Burger is lead author on a paper, published in the journal Proceedings of the National Academy of Sciences, which also included collaborators from Missouri University Science and Technology and the University of New Mexico.
“When thinking about the enormous varieties of lifeforms, it would seem that life is very complicated and wouldn’t be that predictable,” he said. But whether you’re as large as a whale or as tiny as plankton, or whether you’re a giant clam that lays millions of eggs at once or an elephant that births a few 250-pound calves in a lifetime, all species have evolved to reproduce, grow, survive and replace within universal biophysical constraints.
“If you impose these constraints on the mathematical model, then certain unifying patterns fall out,” Burger said.
One of the constraints is demography. Regardless of the number of offspring produced in a lifetime, on average, only two survive to replace the parents. Another constraint is mass-energy balance. Living things allocate energy to bodily maintenance, growth and reproduction, all of which must balance in a lifecycle.
Imposing these constraints explains two fundamental tradeoffs in how organisms reproduce: the tradeoff between number and size of offspring, and between parental investment in offspring and offspring growth.
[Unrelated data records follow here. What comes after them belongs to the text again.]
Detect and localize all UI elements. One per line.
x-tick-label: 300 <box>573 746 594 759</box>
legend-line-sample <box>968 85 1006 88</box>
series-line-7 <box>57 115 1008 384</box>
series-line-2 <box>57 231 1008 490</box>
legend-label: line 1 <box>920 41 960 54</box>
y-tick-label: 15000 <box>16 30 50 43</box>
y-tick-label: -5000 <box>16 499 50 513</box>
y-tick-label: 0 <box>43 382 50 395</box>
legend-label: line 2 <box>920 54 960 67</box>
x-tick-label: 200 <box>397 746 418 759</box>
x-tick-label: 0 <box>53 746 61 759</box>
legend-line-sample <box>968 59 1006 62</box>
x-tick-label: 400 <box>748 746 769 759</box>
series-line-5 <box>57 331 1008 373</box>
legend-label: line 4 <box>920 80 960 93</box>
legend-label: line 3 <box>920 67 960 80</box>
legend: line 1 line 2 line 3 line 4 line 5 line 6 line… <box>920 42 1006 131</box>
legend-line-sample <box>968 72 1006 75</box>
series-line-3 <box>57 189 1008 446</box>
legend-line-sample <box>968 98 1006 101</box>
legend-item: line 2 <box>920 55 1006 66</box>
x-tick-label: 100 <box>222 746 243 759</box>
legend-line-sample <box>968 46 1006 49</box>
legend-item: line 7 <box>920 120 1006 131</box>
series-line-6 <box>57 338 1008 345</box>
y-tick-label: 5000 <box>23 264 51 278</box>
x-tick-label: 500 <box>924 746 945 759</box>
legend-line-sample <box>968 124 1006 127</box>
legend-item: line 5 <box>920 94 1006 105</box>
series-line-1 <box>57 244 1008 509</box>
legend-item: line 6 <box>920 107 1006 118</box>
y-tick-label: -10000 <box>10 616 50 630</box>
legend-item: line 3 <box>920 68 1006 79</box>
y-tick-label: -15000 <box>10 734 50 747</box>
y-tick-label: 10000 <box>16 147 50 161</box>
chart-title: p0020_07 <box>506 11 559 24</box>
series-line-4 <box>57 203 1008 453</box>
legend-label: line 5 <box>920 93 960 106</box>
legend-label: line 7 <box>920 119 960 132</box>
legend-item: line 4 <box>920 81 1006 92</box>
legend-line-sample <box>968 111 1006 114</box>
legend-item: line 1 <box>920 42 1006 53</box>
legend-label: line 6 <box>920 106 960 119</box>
“What’s so cool about these equations is that to solve it, all you have to know are two values – the size of the offspring at independence and the adult size," Burger said. "If you plug that into the equation, you get the number of offspring an organism will produce in a lifetime and myriad other life history characteristics.”
To arrive at this new understanding of how organisms allocate energy to growth, reproduction and survival, Burger and his colleagues compiled published data on the life histories of a diverse array of wild animals in stable populations.
Their new theory refines old understandings about life history tradeoffs. Past assumptions were that offspring size and number increased or decreased at the same rate. For example, elephants have relatively large calves, so they have few in a lifetime, while tuna produce millions of tiny eggs. It turns out that the relationship is not so straightforward, a realization that inspired Burger’s work.
“We now need to put these equations to practice by developing user-friendly programming tools, collaborating with field scientists to refine ecosystem models and informing management decisions,” he said.